Wow! Where did October go?
I've heard it said that time marches on, but this is ridiculous. It seems that lately time has kind of gotten into some sort of quick-step and it just keeps moving faster and faster.
Our oldest child is almost 28 years old. Our baby turned 20 this past summer. Our most reliable vehicle is almost 12 years old.
And that's not all. The other day I was trying to figure out how long I've been active in the pulpit ministry and was astonished at the answer.
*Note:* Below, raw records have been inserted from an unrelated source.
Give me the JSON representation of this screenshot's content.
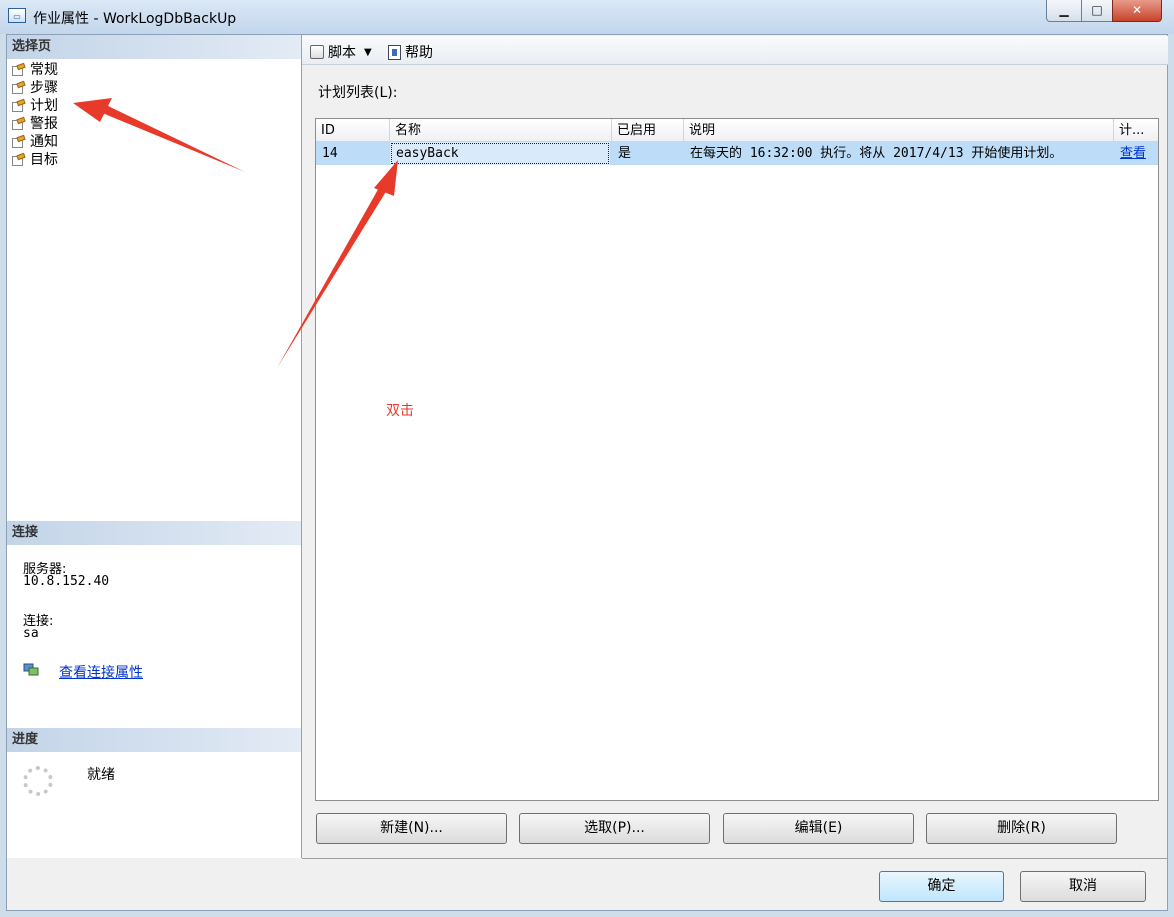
{
  "window": {
    "title": "作业属性 - WorkLogDbBackUp",
    "app_icon": "job-properties-icon"
  },
  "sidebar": {
    "header": "选择页",
    "items": [
      {
        "label": "常规",
        "icon": "page-icon"
      },
      {
        "label": "步骤",
        "icon": "page-icon"
      },
      {
        "label": "计划",
        "icon": "page-icon"
      },
      {
        "label": "警报",
        "icon": "page-icon"
      },
      {
        "label": "通知",
        "icon": "page-icon"
      },
      {
        "label": "目标",
        "icon": "page-icon"
      }
    ]
  },
  "connection": {
    "header": "连接",
    "server_label": "服务器:",
    "server_value": "10.8.152.40",
    "connection_label": "连接:",
    "connection_value": "sa",
    "view_properties_link": "查看连接属性"
  },
  "progress": {
    "header": "进度",
    "status": "就绪"
  },
  "toolbar": {
    "script_label": "脚本",
    "help_label": "帮助"
  },
  "schedule": {
    "list_label": "计划列表(L):",
    "columns": [
      "ID",
      "名称",
      "已启用",
      "说明",
      "计..."
    ],
    "rows": [
      {
        "id": "14",
        "name": "easyBack",
        "enabled": "是",
        "description": "在每天的 16:32:00 执行。将从 2017/4/13 开始使用计划。",
        "action": "查看"
      }
    ]
  },
  "buttons": {
    "new": "新建(N)...",
    "pick": "选取(P)...",
    "edit": "编辑(E)",
    "delete": "删除(R)",
    "ok": "确定",
    "cancel": "取消"
  },
  "annotation": {
    "text": "双击",
    "color": "#e83a2a"
  },
  "colors": {
    "selected_row": "#bcdcf7",
    "link": "#0033cc",
    "section_header": "#c3d4e8"
  }
}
I've been "officially" preaching and teaching the Word for over 28 years, seven years of that at our current church.
It's been three years since my brother Ernie was diagnosed with pancreatic cancer and two years already since his death on October 16th, 2009. He would have turned 56 yesterday (November 2nd).
Dad's been gone since March of this year, though it seems like just a few weeks ago he was talking to me about hunting and fishing, giving Bethany a hard time about loving Adam more than her, watching Jordan fish in the lake just off the deck of grandpa's home, and listening teary-eyed to the Hank Williams and Roy Acuff music Angela played for him from her laptop computer.
I guess age has begun to work on me as well. I'm a little stiffer in the joints and October hurt a little more than I remember from years past. No telling what November might bring. And I worry too much.
In his song, "Worry Too Much," Mark Heard says it like this:
"It's the quick-step march of history -- the vanity of nations ... it's the way there'll be no muffled drums to mark the passage of my generation. ... It's the children of our children ... it's the lambs born of innocence ... it's wondering if the good we know will last to be seen by the eyes of the little one. ... Sometimes it seems like bars of steel I cannot bend with my hands ... oh, I worry too much ... somebody told me that I worry too much."
I think he spoke for many in my generation. When we were young, we thought that we would see a world of peace and tranquility; we thought we'd find ourselves growing old in relative comfort and leave things even better for our children and their children. We may still have time to accomplish at least some of that dream. I pray it is so.
Some days, we look at the sunrise and remember the one who hangs the stars and tells the moon and sun when to shine. On those days we march off into the world with vigor and hope and an internal knowing that life still holds great things for us and those who follow after.
On other days, however, our flames flicker, dark clouds come, and we realize that -- like our fathers before us -- we are but a vapor and, much like October, we will one day be but a memory.